You need to ask yourself, however, are these new laws and regulations really the reason and not simply a more informed public. I wear my seatbelt. Don't give a shit about it being illegal if I don't, I just don't want to die or be brain damaged in a horrific motor vehicle accident. Same goes for air travel. Burning wreckage on CNN for a week straight isn't good for business. People tend to notice and ask questions.
That's really the only beef I have with progressive or leftist mentality. It assumes the American public is too stupid to make informed decisions on their own. I dunno, maybe a lot of folks are too stupid. All I know is that I'm not. I engage or have engaged in a lot of risky behavior, but I blame no one but myself.
Eating greasy, salty fast food 5 times a week isn't good for me? Who would have guessed.
Must be McDonald's fault for making me fat...
The sentiment is valid, the reality is far different.
Most of us wear our seatbelts. Most of us do so not because of the law that says we should but because we don't want to exit the vehicle through the winshield.

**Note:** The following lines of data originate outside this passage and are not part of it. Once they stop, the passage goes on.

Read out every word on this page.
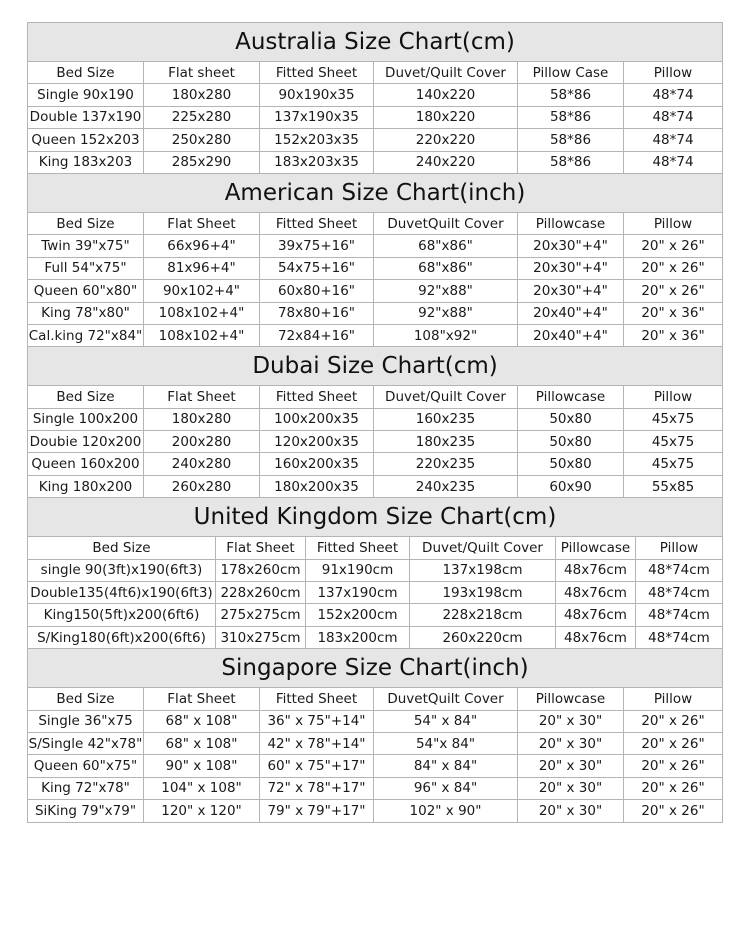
Australia Size Chart(cm)					
Bed Size	Flat sheet	Fitted Sheet	Duvet/Quilt Cover	Pillow Case	Pillow
Single 90x190	180x280	90x190x35	140x220	58*86	48*74
Double 137x190	225x280	137x190x35	180x220	58*86	48*74
Queen 152x203	250x280	152x203x35	220x220	58*86	48*74
King 183x203	285x290	183x203x35	240x220	58*86	48*74
American Size Chart(inch)					
Bed Size	Flat Sheet	Fitted Sheet	DuvetQuilt Cover	Pillowcase	Pillow
Twin 39"x75"	66x96+4"	39x75+16"	68"x86"	20x30"+4"	20" x 26"
Full 54"x75"	81x96+4"	54x75+16"	68"x86"	20x30"+4"	20" x 26"
Queen 60"x80"	90x102+4"	60x80+16"	92"x88"	20x30"+4"	20" x 26"
King 78"x80"	108x102+4"	78x80+16"	92"x88"	20x40"+4"	20" x 36"
Cal.king 72"x84"	108x102+4"	72x84+16"	108"x92"	20x40"+4"	20" x 36"
Dubai Size Chart(cm)					
Bed Size	Flat Sheet	Fitted Sheet	Duvet/Quilt Cover	Pillowcase	Pillow
Single 100x200	180x280	100x200x35	160x235	50x80	45x75
Doubie 120x200	200x280	120x200x35	180x235	50x80	45x75
Queen 160x200	240x280	160x200x35	220x235	50x80	45x75
King 180x200	260x280	180x200x35	240x235	60x90	55x85
United Kingdom Size Chart(cm)					
Bed Size	Flat Sheet	Fitted Sheet	Duvet/Quilt Cover	Pillowcase	Pillow
single 90(3ft)x190(6ft3)	178x260cm	91x190cm	137x198cm	48x76cm	48*74cm
Double135(4ft6)x190(6ft3)	228x260cm	137x190cm	193x198cm	48x76cm	48*74cm
King150(5ft)x200(6ft6)	275x275cm	152x200cm	228x218cm	48x76cm	48*74cm
S/King180(6ft)x200(6ft6)	310x275cm	183x200cm	260x220cm	48x76cm	48*74cm
Singapore Size Chart(inch)					
Bed Size	Flat Sheet	Fitted Sheet	DuvetQuilt Cover	Pillowcase	Pillow
Single 36"x75	68" x 108"	36" x 75"+14"	54" x 84"	20" x 30"	20" x 26"
S/Single 42"x78"	68" x 108"	42" x 78"+14"	54"x 84"	20" x 30"	20" x 26"
Queen 60"x75"	90" x 108"	60" x 75"+17"	84" x 84"	20" x 30"	20" x 26"
King 72"x78"	104" x 108"	72" x 78"+17"	96" x 84"	20" x 30"	20" x 26"
SiKing 79"x79"	120" x 120"	79" x 79"+17"	102" x 90"	20" x 30"	20" x 26"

However. before there were laws mandating seatbelts in every car, few of us would wear our belts and few of us would opt for the "saftey upgrades" when purchasing our vehicle. Why? not because we are a stupid people but because it is the nature of man to believe that bad things won't happen to us and because bad things don't happen to us (we are safer drivers, we are lucky, we have quick reactions), then why bother spending that extra money on those belts?
it was only when each car manufactured had seatbelts that we all took to wearing them regularly. Air bags have saved thousands of lives but even if there were provisions for an airbag equiped car, most would opt instead for the leatherette interior and the flashy 15 inch rims - that is just the way it is. I recall the old days before seatbelts and airbags, only a very few manufacturers even offered such expensive "conveniences". Those were not terribly popular cars. Now, of course, few would even think to buy a car without those 6 airbags but it was government intervention that changed the mentality of drivers. (and of course insurance companies - over the very long run)

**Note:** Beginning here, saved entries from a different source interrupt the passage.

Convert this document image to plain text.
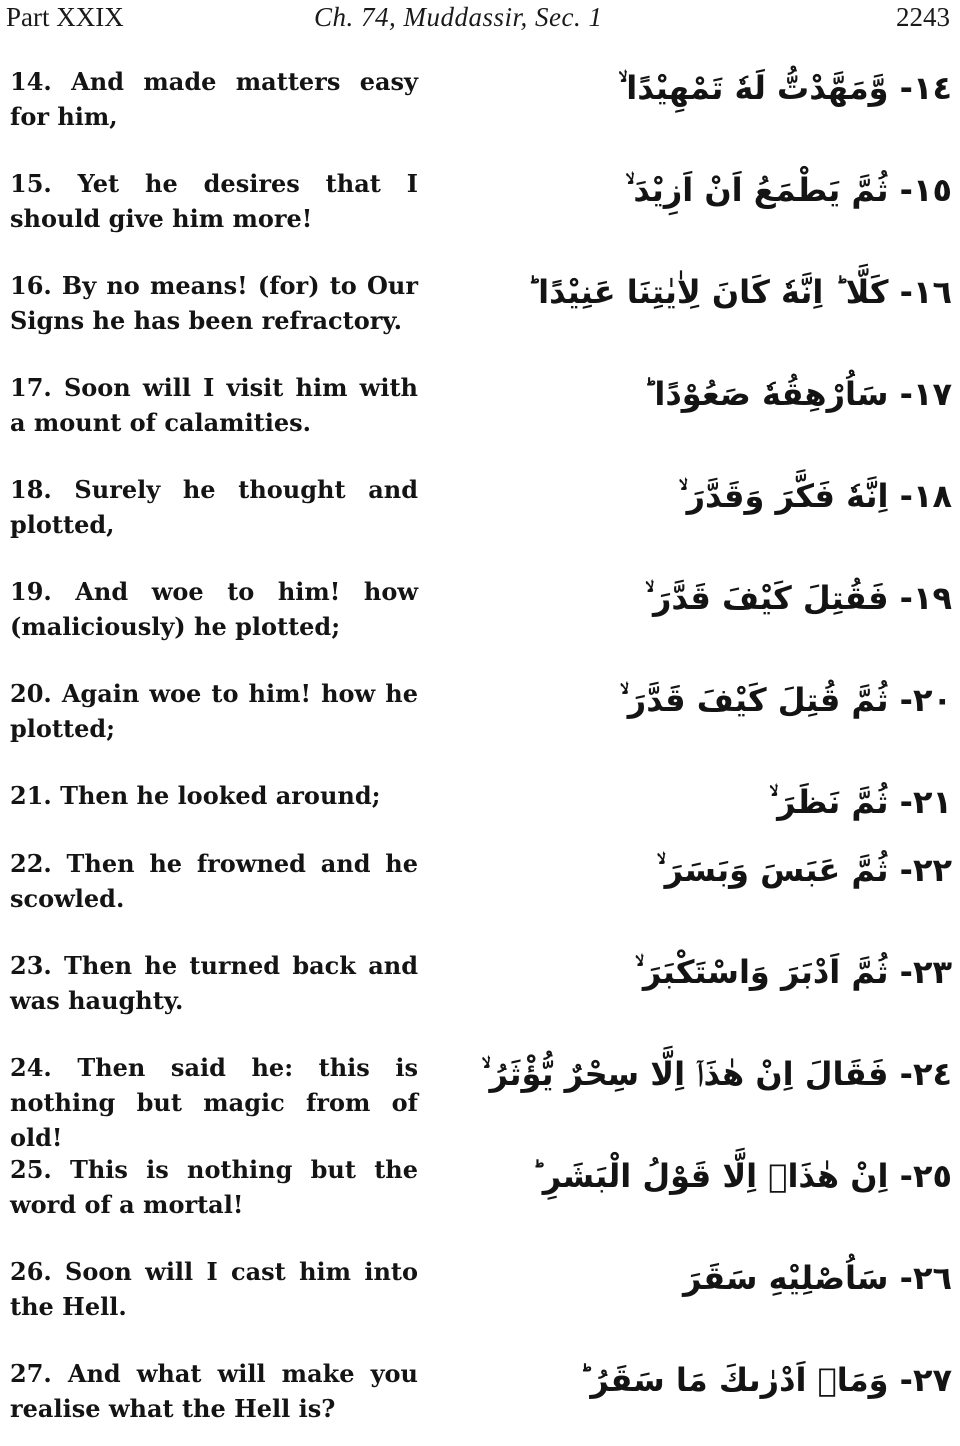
Part XXIX	Ch. 74, Muddassir, Sec. 1	2243
14. And made matters easy for him,
١٤- وَّمَهَّدْتُّ لَهٗ تَمْهِيْدًا ۙ
15. Yet he desires that I should give him more!
١٥- ثُمَّ يَطْمَعُ اَنْ اَزِيْدَ ۙ
16. By no means! (for) to Our Signs he has been refractory.
١٦- كَلَّا ؕ اِنَّهٗ كَانَ لِاٰيٰتِنَا عَنِيْدًا ؕ
17. Soon will I visit him with a mount of calamities.
١٧- سَاُرْهِقُهٗ صَعُوْدًا ؕ
18. Surely he thought and plotted,
١٨- اِنَّهٗ فَكَّرَ وَقَدَّرَ ۙ
19. And woe to him! how (maliciously) he plotted;
١٩- فَقُتِلَ كَيْفَ قَدَّرَ ۙ
20. Again woe to him! how he plotted;
٢٠- ثُمَّ قُتِلَ كَيْفَ قَدَّرَ ۙ
21. Then he looked around;	٢١- ثُمَّ نَظَرَ ۙ
22. Then he frowned and he scowled.
٢٢- ثُمَّ عَبَسَ وَبَسَرَ ۙ
23. Then he turned back and was haughty.
٢٣- ثُمَّ اَدْبَرَ وَاسْتَكْبَرَ ۙ
24. Then said he: this is nothing but magic from of old!
٢٤- فَقَالَ اِنْ هٰذَاۤ اِلَّا سِحْرٌ يُّؤْثَرُ ۙ
25. This is nothing but the word of a mortal!
٢٥- اِنْ هٰذَاۤ اِلَّا قَوْلُ الْبَشَرِ ؕ
26. Soon will I cast him into the Hell.
٢٦- سَاُصْلِيْهِ سَقَرَ
27. And what will make you realise what the Hell is?
٢٧- وَمَاۤ اَدْرٰىكَ مَا سَقَرُ ؕ
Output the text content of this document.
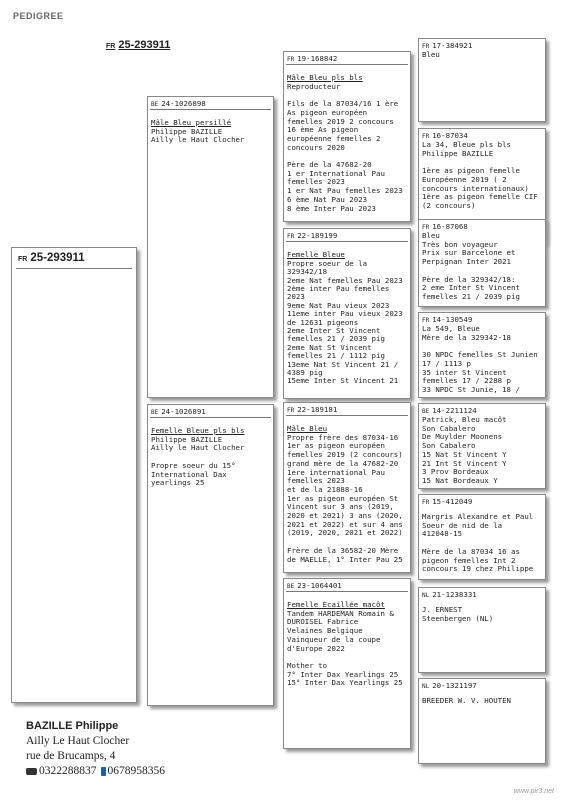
PEDIGREE
FR 25-293911
FR 25-293911
BE 24-1026898
Mâle Bleu persillé
Philippe BAZILLE
Ailly le Haut Clocher
BE 24-1026891
Femelle Bleue pls bls
Philippe BAZILLE
Ailly le Haut Clocher

Propre soeur du 15°
International Dax
yearlings 25
FR 19-168842
Mâle Bleu pls bls
Reproducteur

Fils de la 87034/16 1 ère
As pigeon européen
femelles 2019 2 concours
16 ème As pigeon
européenne femelles 2
concours 2020

Père de la 47682-20
1 er International Pau
femelles 2023
1 er Nat Pau femelles 2023
6 ème Nat Pau 2023
8 ème Inter Pau 2023
FR 22-189199
Femelle Bleue
Propre soeur de la
329342/18
2eme Nat femelles Pau 2023
2ème inter Pau femelles
2023
9eme Nat Pau vieux 2023
11eme inter Pau vieux 2023
de 12631 pigeons
2eme Inter St Vincent
femelles 21 / 2039 pig
2eme Nat St Vincent
femelles 21 / 1112 pig
13eme Nat St Vincent 21 /
4389 pig
15eme Inter St Vincent 21
FR 22-189181
Mâle Bleu
Propre frère des 87034-16
1er as pigeon européen
femelles 2019 (2 concours)
grand mère de la 47682-20
1ere international Pau
femelles 2023
et de la 21888-16
1er as pigeon européen St
Vincent sur 3 ans (2019,
2020 et 2021) 3 ans (2020,
2021 et 2022) et sur 4 ans
(2019, 2020, 2021 et 2022)

Frère de la 36582-20 Mère
de MAELLE, 1° Inter Pau 25
BE 23-1064401
Femelle Écaillée macôt
Tandem HARDEMAN Romain &
DUROISEL Fabrice
Velaines Belgique
Vainqueur de la coupe
d'Europe 2022

Mother to
7° Inter Dax Yearlings 25
15° Inter Dax Yearlings 25
FR 17-384921
Bleu
FR 16-87034
La 34, Bleue pls bls
Philippe BAZILLE

1ère as pigeon femelle
Européenne 2019 ( 2
concours internationaux)
1ère as pigeon femelle CIF
(2 concours)
FR 16-87068
Bleu
Très bon voyageur
Prix sur Barcelone et
Perpignan Inter 2021

Père de la 329342/18:
2 eme Inter St Vincent
femelles 21 / 2039 pig
FR 14-130549
La 549, Bleue
Mère de la 329342-18

30 NPDC femelles St Junien
17 / 1113 p
35 inter St Vincent
femelles 17 / 2288 p
33 NPDC St Junie, 18 /
BE 14-2211124
Patrick, Bleu macôt
Son Cabalero
De Muylder Moonens
Son Cabalero
15 Nat St Vincent Y
21 Int St Vincent Y
3 Prov Bordeaux
15 Nat Bordeaux Y
FR 15-412049
Margris Alexandre et Paul
Soeur de nid de la
412048-15

Mère de la 87034 16 as
pigeon femelles Int 2
concours 19 chez Philippe
NL 21-1238331
J. ERNEST
Steenbergen (NL)
NL 20-1321197
BREEDER W. V. HOUTEN
BAZILLE Philippe
Ailly Le Haut Clocher
rue de Brucamps, 4
0322288837 0678958356
www.pir3.net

So far as the assumption of the stupidity of the American public is concerned, there is a problem. What you may claim is "stupidity" I will call the bent of mankind. It is not necessarily stupidity but simply how we act in the face of PR, advertisements, ad campaigns and corporate managed culture. We are rarely aware of how we are manipulated but a portion of that very manipulation is that we are induced to believe that we have free will in matters of consumption.
We do not. Corporations spend hundreds of billions of dollars in the manipulation of individual wants/needs/wishes and desires. They would not spend this money if it was not effective.
There are companies that make their money in spotting trends and then vending this information to organizations that amplify and enhance those trends. Focus groups and polls give companies tremendous power over what it is we want and do, eat and wear, drive and purchase and it affects us all to one extent or another.
So, are we stupid? no, but we are the fattest people on earth. Are we fat because we are stupid? Or are companies very very good at creating foods that are difficult to resist and surrounding us with the temptation to eat that food?
Now, that being said, is it Mcdonald's fault for making us fat? that depends. If they spent one billion dollars getting us to try something that they designed to trigger our most primal desires for fat and sugar and salt, then it may be at least partly their fault for "making" us fat.
I know I know, it is hard for anyone to admit that they are not fully in control of themselves but this as well is at least in part the result of PR on a grand scale.
If Mcdonalds didn't make us fat, and we all know that eating too much crap is bad for us, and (as was recently discovered) excercise or the lack thereof has little to do with our ultimate body weight, then why are we more fat now than we ever were in U.S. history?